Children can be frightened by security measures at the airport, so go over with them ahead of time what they can expect. Another idea is to check out some of the books written for small children about flying. A bedtime read before the flight, in child friendly language and pictures, can help ease their fears.  

Try to time your travel in off-peak hours. If driving avoid rush hour, if flying look for flights that might be a little later in the day. If you’re driving you can Google road maps and road conditions ahead of time.

A helpful tip for packing is to pack each child’s clothes in plastic bags with labels of what belongs to whom. These bags can keep dirty clothes in them on the return trip.

Bring plenty of snacks whether you’re driving or flying. If flying, check the airlines approved list of what can be carried on a flight first. If your child doesn’t like the airline food, you won’t have a hungry and upset child on your hands if you’ve got something for them to eat. If you’re traveling by car, having nutritious snacks can cut down on stopping along the way. If you’re in the car, water is better than juice. Kids will usually only drink the amount of water they need as opposed to drinking a lot of juice or soda. Again, cutting down on the amount of stops you will have to make.

If you’re driving, take your car in for an inspection before hitting the road. Have your tires, fluids, belts and hoses checked.

Also, make sure you have a roadside safety kit in the car – especially if you’re going to be driving in snow or in unfamiliar terrain. A flashlight, batteries, blankets, flares, a lighter or matches, and a snow shovel are all good items to have in the trunk, plus extra water and food. Make sure you have an auto cell-phone charger with you as well. 

If you’re taking an especially long trip, build in some leg-stretching breaks. Let your kids move about and burn off some energy and give yourself a chance to re-charge and clear your head from staring at white-lines and traffic.

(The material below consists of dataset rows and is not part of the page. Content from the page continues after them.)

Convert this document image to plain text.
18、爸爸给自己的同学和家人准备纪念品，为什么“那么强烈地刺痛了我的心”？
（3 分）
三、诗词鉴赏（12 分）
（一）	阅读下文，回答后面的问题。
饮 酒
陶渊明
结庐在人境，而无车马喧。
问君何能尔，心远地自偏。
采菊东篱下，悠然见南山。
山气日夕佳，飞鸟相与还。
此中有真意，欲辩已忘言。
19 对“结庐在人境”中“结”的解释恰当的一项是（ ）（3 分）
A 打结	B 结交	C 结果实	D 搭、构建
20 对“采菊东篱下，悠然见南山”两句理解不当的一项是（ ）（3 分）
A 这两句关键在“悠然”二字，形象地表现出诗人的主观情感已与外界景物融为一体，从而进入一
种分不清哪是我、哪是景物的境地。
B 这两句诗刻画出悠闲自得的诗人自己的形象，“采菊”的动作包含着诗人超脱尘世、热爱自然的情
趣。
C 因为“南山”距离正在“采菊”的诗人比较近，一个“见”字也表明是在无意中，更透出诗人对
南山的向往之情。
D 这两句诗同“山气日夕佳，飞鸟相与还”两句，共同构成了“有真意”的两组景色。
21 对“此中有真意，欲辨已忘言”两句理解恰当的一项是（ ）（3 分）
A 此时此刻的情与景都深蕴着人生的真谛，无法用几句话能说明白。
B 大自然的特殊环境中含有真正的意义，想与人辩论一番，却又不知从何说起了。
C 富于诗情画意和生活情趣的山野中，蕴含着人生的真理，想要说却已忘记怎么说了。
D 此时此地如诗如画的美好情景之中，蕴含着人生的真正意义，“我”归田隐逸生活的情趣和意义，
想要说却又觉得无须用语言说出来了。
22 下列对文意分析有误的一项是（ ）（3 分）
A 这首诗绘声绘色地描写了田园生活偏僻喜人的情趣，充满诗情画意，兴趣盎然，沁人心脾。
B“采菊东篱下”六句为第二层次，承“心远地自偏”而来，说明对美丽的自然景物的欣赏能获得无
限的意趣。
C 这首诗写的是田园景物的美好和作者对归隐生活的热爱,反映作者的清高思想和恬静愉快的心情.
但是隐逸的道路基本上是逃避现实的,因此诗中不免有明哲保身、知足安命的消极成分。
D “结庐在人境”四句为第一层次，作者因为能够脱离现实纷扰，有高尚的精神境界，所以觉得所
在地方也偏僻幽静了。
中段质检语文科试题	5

Kids do better in confined spaces if they have something that keeps them entertained. Video games, DVD players, music, books, their favorite toys – anything that they can entertain themselves with so they are not asking “are we there yet?” every 15 minutes. This applies to airplanes or cars.

If you’re flying make sure to check online at to see what you’re allowed to carry on a flight – there are rules about things you might not expect such as baby food, bottled breast milk, formula and carry-on gels and liquids.

Pack as light as possible whether you’re driving or flying. Airlines charge hefty luggage fees for more than one bag per person, so the fewer bags you take- the less it will cost you. You want to have as much room in the car as possible as well as space for a safety kit.

And after all of that- remember to have fun and enjoy the time you get to spend with your family. It’s precious time indeed! Happy Holidays from The Kid’s Dr. family!